The latest work from the house of Taproot Dentsu, (a dentsuMB company and the creative agency from dentsu India), is a campaign for Tasva, a new men’s ethnic wear brand created by Tarun Tahiliani & Aditya Birla Group.
The campaign is titled ‘Sada Mast Raho’, and at the beginning, it features a stiff newly-wed couple being directed by their photographers. As the ad progresses, we see him break into a song and encourage other guests to dance and loosen up too. Men’s fashion in India has come a long way owing to a plethora of boutique labels offering out-of-the-box and trendy looks, cuts and fits for men across western casual and formal wear.
Today, there is ample choice for men to pick from and make a statement or express themselves through fashion. However, when it comes to ready-to-wear wedding wear, they are limited in style, fits and quality. Besides, in India, the choice of the groom’s outfit is often a consensus between his mother, sister or bride-to-be, if not more. Often the grooms find their style and taste compromised and their expression confined when it comes to their wedding.
Titus Upputuru, Creative Head, Taproot Dentsu Gurgaon told afaqs that the brief that the team at Aditya Birla and Tarun Tahiliani gave the team is that they want to launch a new brand in Men’s ethnic wear category. "There was no name or anything. We just knew about the ambition. Thereafter, we spent a lot of time decoding the category and understanding men," he says.
He adds that there were several 'mad' and 'crazy' brain storming sessions. "I even sang in one of the meetings! We didn’t know we were heading in this mad direction. But once we cracked it, we knew, we hit gold and we just went with it with full conviction," he affirms.
One thing that's hard to miss about this campaign is that it breaks a lot of advertising codes when it comes to ethnic wear. Upputuru points out that it started with the product itself that Tahiliani had created.
"The fabrics, the cuts, the styles, everything defied the heavy, gaudy world of men’s ethnic wear. I was made to try the Tasva collection and the competition’s. As I slipped into the sherwanis, the achkans, the bandh galas and all, I not only saw the difference but felt the difference. For instance, the bandhgala was not ‘bandh’; there was room for the Adam’s apple. The fabrics were softer, the inner lining did not hurt. When your hand brushed against the garment, you didn’t go ouch. So we wanted to celebrate this freedom and that set us thinking," he explains.
Trying the products led the team to eventually realise that the reason why a man walked like a starched mannequin after wearing a sherwani is because of the garment itself - which offers no room for movement.

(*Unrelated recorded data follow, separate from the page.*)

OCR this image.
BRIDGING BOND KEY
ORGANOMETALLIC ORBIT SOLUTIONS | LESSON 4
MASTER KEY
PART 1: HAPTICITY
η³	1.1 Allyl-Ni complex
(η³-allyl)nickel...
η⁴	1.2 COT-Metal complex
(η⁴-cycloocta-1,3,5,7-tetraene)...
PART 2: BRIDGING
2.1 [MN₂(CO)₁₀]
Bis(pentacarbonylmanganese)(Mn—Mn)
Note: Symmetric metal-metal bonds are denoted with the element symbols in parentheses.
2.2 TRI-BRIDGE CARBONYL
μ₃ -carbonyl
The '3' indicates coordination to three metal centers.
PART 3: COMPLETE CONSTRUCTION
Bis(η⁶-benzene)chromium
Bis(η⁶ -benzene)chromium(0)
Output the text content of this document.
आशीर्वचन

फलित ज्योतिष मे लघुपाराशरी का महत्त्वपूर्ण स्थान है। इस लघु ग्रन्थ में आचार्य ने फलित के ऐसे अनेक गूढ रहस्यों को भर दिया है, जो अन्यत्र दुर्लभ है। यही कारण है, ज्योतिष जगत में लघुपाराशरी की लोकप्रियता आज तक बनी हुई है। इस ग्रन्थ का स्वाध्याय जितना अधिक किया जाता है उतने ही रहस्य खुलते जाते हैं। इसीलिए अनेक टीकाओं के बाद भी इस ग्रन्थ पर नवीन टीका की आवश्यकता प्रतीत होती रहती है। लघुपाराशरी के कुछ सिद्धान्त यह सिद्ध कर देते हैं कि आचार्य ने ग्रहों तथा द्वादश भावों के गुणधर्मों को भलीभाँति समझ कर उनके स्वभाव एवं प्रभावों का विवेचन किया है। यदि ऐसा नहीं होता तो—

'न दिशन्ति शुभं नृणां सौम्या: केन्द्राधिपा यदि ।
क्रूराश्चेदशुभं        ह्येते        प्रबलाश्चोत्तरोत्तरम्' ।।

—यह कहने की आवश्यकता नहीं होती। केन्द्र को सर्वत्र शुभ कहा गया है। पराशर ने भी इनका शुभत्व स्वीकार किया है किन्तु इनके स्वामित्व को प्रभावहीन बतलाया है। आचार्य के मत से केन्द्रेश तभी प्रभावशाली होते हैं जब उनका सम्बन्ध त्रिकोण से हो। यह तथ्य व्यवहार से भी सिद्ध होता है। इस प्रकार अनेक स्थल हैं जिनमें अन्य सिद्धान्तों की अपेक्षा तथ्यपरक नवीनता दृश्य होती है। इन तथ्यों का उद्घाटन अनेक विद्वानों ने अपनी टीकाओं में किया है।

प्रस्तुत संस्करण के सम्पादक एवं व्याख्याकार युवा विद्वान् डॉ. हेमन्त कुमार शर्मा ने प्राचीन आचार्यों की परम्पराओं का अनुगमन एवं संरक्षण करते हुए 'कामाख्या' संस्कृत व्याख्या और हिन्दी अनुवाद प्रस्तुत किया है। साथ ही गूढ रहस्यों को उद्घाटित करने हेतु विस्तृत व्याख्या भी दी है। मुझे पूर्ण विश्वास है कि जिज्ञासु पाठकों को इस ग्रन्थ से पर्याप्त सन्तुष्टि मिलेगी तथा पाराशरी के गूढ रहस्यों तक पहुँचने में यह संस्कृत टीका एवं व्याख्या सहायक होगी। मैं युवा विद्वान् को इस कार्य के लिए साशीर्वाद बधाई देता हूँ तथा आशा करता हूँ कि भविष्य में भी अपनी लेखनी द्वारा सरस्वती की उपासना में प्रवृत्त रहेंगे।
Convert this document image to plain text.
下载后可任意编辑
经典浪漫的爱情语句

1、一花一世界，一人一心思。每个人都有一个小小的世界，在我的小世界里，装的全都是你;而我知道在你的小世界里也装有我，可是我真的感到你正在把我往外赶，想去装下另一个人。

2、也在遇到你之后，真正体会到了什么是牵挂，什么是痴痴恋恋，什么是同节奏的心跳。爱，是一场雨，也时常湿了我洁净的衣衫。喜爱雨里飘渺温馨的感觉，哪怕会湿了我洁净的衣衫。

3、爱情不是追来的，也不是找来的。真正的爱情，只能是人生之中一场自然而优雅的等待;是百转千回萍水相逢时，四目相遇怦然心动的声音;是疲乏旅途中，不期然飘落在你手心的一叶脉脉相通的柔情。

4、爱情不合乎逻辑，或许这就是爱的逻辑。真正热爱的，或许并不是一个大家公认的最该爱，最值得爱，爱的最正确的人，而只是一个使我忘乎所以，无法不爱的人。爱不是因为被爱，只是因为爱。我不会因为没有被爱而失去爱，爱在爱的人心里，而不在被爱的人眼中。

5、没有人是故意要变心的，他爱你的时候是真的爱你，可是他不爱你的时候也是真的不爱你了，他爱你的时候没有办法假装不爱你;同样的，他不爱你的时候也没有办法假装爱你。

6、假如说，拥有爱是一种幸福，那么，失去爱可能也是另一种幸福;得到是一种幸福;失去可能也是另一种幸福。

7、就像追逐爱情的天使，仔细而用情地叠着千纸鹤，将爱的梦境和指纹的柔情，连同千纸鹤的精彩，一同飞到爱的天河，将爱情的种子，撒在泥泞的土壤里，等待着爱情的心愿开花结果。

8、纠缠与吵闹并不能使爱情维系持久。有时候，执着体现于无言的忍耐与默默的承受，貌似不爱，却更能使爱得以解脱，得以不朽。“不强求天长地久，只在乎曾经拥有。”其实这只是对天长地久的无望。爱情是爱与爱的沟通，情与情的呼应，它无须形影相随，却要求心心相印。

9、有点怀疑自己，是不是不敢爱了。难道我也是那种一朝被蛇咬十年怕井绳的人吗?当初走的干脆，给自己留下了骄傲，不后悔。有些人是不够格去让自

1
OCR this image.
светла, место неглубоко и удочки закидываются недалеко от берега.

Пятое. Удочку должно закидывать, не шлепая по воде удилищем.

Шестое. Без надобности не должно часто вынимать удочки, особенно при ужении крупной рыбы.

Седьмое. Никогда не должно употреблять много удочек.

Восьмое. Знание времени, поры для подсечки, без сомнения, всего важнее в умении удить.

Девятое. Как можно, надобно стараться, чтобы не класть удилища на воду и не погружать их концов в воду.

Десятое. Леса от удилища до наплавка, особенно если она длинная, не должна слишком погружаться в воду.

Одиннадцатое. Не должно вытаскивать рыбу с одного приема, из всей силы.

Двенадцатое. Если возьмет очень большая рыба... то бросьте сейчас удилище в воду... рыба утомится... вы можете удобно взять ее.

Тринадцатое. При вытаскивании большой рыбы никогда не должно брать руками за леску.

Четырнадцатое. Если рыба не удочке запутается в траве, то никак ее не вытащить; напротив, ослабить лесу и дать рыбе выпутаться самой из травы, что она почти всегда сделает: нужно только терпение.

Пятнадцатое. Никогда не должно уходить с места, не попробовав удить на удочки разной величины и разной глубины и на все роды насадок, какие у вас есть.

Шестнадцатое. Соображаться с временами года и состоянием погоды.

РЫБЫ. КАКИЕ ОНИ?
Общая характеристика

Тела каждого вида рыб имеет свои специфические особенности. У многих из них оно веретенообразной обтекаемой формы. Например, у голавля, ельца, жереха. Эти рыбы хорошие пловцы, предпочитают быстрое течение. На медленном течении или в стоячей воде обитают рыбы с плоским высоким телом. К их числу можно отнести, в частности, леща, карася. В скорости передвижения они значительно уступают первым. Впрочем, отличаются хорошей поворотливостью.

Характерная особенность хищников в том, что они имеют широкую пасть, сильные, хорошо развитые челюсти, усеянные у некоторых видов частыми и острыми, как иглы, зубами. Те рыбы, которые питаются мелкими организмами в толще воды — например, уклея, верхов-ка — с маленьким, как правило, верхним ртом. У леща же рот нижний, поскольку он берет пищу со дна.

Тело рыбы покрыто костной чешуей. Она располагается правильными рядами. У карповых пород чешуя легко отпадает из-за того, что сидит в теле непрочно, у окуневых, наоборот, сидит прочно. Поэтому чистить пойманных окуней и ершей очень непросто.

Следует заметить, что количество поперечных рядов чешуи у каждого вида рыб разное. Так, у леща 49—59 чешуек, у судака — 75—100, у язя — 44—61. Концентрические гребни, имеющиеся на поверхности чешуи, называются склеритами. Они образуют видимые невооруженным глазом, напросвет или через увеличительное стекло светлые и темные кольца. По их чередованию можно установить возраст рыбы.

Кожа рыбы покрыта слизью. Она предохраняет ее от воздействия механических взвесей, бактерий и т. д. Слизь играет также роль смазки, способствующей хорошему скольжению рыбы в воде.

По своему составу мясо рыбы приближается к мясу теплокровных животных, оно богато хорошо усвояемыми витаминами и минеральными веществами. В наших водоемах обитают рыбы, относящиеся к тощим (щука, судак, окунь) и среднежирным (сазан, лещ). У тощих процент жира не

"We saw the competition and we saw some very serious images of Virat Kohli, Neil Nitin Mukesh, and many others standing upright with piercing looks as if they were out to save the world. We wanted to break that code. Also the usual ‘sada sukhi raho’ or ‘sada suhagan raho’ wishes during weddings seemed passe. Just because a guy gets married, it doesn’t mean he is suddenly becoming this very serious, matured man. The concept of ‘settling down’ with marriage is also so outdated," he signs off.